Correlation is simplest tool used to measure the relationship. It is actually the covariance of standardized variables. Or it is the average of standardized covariance.
Assumptions
a. Linearity of data
b. Homoscedasticity – equal error variance at any point along the linear relationship
c. No outliers – A large difference between r and rho is a sign of its presence.
d. Measurement error reduces systematic covariance and hence lowers r leading to attenuation.
e. Unrestricted variance in the variables.

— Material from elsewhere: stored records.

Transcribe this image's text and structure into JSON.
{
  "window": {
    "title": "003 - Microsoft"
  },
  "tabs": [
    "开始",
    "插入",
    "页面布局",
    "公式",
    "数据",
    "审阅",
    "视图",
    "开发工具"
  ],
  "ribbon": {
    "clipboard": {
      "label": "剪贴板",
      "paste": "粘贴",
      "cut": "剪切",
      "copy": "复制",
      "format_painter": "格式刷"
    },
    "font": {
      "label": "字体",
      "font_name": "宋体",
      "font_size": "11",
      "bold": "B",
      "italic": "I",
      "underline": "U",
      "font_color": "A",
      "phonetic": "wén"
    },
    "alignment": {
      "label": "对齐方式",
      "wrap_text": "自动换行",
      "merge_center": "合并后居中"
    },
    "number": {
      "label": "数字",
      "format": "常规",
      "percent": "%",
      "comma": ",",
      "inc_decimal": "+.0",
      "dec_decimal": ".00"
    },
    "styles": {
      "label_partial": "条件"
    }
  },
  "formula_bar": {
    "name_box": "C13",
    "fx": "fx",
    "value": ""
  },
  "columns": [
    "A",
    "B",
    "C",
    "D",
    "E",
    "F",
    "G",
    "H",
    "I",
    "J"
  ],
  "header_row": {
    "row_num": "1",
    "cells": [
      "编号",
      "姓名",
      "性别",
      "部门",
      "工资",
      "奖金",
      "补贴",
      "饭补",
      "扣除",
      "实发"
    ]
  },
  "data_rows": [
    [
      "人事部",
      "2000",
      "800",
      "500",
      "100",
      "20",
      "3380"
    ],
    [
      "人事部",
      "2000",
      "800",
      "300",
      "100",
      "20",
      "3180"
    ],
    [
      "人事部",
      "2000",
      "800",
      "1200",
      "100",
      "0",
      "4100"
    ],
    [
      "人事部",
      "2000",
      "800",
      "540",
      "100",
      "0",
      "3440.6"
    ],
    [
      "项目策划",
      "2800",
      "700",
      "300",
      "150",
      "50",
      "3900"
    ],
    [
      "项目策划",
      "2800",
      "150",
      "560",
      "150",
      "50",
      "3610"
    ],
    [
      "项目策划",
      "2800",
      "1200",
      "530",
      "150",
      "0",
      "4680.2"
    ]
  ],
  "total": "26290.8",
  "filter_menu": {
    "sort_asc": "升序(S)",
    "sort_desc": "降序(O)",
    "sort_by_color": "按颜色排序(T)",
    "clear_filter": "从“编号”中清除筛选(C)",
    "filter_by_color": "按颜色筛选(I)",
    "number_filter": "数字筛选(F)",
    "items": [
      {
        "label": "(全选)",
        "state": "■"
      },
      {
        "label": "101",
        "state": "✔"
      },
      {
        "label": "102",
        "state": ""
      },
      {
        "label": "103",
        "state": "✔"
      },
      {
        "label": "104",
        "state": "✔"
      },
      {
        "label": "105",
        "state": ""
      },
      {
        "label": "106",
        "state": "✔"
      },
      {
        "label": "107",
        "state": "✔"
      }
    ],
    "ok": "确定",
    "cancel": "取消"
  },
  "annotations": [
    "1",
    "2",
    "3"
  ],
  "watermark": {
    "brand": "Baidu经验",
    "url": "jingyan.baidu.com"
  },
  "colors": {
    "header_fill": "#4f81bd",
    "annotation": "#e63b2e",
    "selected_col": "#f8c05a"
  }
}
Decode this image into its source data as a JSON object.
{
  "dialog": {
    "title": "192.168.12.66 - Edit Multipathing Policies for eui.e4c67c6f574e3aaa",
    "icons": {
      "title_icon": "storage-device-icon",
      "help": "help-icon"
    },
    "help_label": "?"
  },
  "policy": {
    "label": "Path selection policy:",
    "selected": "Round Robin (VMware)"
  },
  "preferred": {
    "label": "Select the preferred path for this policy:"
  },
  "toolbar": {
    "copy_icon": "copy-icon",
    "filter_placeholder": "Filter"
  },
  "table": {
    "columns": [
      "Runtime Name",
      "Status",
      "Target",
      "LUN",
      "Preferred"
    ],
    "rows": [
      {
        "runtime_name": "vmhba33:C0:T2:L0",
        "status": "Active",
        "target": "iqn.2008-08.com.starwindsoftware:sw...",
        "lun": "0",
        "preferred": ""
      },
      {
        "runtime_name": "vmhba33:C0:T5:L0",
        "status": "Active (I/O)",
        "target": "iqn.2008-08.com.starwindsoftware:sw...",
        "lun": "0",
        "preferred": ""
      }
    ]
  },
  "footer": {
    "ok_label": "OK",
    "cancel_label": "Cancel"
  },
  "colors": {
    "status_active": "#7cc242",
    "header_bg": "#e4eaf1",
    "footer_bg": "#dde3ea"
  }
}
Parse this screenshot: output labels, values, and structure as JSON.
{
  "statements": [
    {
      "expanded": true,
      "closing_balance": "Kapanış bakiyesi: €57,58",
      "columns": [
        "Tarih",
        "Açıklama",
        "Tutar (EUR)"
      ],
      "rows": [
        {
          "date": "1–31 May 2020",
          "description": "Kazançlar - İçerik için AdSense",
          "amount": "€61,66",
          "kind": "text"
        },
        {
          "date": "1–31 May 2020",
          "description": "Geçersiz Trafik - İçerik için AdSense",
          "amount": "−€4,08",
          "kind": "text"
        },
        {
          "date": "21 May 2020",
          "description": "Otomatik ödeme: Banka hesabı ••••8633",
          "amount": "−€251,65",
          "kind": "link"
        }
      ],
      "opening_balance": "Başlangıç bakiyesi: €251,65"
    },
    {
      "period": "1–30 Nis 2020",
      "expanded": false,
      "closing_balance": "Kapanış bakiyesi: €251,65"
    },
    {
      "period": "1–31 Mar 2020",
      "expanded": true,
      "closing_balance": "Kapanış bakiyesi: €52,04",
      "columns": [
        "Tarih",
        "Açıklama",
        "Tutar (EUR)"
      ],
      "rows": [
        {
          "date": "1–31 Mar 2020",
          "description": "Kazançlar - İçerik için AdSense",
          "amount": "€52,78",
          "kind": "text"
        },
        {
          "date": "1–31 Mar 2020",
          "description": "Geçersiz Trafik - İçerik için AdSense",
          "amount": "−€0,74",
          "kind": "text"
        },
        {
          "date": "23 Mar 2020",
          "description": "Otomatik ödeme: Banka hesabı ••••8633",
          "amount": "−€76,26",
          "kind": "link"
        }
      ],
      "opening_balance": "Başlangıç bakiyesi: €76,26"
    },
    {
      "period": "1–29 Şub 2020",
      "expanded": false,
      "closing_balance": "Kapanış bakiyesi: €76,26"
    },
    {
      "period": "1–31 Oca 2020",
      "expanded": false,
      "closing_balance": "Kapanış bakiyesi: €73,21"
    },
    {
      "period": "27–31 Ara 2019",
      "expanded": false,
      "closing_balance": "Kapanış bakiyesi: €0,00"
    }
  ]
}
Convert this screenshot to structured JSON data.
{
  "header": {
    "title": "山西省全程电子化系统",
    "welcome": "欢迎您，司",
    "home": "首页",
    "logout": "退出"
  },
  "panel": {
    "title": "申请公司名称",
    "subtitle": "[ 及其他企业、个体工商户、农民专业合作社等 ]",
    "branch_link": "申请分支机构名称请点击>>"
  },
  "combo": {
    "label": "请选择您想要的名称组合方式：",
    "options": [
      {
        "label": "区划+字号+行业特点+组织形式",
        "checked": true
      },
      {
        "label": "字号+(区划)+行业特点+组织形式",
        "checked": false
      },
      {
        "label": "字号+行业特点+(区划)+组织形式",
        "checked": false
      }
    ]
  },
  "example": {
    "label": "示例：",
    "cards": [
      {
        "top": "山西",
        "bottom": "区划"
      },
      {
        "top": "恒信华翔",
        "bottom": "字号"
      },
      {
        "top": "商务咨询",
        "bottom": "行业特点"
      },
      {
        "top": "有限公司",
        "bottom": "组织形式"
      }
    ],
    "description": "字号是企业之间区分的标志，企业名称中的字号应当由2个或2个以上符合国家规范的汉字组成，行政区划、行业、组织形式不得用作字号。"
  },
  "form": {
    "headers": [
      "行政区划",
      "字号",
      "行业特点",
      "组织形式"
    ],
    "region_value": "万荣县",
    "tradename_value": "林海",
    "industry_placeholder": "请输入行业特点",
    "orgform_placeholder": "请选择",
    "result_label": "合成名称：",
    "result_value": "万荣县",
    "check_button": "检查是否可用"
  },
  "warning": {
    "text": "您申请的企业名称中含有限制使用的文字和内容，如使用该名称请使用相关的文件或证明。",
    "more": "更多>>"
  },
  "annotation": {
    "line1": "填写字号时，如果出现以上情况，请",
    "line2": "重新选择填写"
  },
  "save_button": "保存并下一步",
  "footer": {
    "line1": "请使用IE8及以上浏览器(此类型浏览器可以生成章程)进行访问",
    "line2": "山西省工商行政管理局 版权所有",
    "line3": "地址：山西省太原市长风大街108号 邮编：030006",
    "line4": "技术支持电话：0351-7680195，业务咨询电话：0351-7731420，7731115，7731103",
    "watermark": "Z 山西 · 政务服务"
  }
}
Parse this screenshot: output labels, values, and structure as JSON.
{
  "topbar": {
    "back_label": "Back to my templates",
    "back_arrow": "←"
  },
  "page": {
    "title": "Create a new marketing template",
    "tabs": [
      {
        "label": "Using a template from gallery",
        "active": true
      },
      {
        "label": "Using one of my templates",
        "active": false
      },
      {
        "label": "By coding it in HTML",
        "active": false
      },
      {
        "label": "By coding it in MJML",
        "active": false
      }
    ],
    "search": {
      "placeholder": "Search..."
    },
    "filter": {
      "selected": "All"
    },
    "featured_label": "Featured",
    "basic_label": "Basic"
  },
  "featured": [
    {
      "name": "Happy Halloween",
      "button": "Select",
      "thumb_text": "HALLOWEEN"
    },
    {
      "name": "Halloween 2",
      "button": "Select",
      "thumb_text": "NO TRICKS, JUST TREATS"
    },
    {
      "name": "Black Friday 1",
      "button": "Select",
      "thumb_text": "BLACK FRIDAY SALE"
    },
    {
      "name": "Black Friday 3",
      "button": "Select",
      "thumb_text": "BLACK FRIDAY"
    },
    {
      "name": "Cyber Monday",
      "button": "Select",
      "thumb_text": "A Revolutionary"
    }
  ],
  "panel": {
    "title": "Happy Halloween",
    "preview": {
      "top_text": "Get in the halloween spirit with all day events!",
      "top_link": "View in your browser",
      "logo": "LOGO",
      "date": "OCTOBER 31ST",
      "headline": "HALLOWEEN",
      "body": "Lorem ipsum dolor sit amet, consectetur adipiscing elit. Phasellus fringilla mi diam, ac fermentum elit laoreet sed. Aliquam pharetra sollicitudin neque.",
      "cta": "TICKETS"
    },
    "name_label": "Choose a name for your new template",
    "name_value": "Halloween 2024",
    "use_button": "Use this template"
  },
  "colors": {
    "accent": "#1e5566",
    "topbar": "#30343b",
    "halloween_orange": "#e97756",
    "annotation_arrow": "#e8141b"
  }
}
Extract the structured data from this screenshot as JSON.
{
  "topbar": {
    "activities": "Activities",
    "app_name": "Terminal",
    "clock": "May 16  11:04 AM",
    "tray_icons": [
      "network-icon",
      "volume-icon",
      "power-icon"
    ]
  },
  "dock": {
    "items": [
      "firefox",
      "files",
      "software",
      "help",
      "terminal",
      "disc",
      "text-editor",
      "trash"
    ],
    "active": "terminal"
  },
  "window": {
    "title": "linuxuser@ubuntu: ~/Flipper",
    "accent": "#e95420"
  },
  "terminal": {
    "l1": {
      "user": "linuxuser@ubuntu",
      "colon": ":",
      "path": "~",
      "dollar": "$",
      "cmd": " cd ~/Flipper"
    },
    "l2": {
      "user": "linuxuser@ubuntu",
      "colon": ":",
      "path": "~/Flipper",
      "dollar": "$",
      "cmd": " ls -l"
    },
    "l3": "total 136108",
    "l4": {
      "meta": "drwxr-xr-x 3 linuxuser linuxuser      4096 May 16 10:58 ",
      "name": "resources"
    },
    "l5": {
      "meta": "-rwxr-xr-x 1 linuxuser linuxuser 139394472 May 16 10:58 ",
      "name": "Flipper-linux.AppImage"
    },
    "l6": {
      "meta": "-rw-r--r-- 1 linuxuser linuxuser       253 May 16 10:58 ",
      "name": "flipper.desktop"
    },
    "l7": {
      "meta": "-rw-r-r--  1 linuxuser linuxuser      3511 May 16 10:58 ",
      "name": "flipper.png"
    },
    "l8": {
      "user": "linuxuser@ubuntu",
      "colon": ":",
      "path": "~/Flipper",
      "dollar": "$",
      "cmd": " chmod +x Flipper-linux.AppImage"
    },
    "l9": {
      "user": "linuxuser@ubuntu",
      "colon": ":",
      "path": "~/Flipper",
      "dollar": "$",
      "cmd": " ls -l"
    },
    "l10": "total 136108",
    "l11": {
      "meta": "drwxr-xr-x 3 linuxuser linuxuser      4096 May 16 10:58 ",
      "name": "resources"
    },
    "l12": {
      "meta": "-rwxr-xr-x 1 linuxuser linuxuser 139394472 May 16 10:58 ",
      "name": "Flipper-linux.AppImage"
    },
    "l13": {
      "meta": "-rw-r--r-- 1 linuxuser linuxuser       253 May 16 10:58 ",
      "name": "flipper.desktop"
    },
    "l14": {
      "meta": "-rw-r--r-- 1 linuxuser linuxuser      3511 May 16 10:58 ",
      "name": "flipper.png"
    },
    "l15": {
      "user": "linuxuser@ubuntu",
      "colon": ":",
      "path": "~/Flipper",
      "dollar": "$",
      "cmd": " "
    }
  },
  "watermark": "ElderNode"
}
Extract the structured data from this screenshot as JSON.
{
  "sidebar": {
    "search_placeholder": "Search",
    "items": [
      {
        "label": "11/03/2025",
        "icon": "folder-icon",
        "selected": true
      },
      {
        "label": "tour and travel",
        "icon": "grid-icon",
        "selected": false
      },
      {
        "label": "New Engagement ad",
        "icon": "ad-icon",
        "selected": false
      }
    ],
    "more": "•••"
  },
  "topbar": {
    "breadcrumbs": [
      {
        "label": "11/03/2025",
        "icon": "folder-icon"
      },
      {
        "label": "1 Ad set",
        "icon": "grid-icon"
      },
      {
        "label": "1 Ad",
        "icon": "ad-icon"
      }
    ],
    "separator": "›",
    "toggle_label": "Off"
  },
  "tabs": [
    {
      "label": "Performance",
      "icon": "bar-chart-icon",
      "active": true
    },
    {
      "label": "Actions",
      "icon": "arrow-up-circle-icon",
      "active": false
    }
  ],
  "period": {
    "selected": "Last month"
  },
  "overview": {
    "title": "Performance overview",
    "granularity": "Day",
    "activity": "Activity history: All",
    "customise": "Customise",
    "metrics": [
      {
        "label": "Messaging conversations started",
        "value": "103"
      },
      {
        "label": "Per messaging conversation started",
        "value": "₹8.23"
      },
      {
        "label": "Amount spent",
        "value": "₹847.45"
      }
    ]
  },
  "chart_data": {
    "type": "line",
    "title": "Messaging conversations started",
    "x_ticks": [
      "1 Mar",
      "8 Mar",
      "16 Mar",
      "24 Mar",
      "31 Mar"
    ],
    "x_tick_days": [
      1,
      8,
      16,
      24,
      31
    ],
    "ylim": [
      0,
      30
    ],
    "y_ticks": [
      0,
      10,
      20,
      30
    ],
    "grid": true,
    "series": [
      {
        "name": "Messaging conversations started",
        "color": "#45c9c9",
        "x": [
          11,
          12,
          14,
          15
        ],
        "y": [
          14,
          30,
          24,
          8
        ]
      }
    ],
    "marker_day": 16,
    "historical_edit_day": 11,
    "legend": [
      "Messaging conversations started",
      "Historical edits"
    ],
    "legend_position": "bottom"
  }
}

f. Similar distributions (type) of the variables
g. Normality of variables and errors.
Based on the type of variables, there are different types of correlation methods:
1. Pearson's r Correlation: Interval vs Interval
2. Spearman's Rho: Ordinal vs Ordinal or Interval vs Ordinal
3. Polyserial Correlation: Interval vs Ordinal (when the distribution between the interval variable and a latent continuous variable underlying the ordinal variable is bivariate normal)
4. Polychoric Correlation: Ordinal vs Ordinal (when the distribution between the two latent continuous variables underlying the two ordinal variables is bivariate normal)
5. Biserial Correlation: Interval vs Dichotomous with bivariate normality assumption. This can be greater than 1.
6. Point Biserial Correlation: Interval vs Dichotomous
7. Rank Biserial Correlation: Ordinal vs Dichotomous with bivariate normality assumption
Chi-Square Test is used to test the bivariate normality. If p<0.05, there is bivariate normality.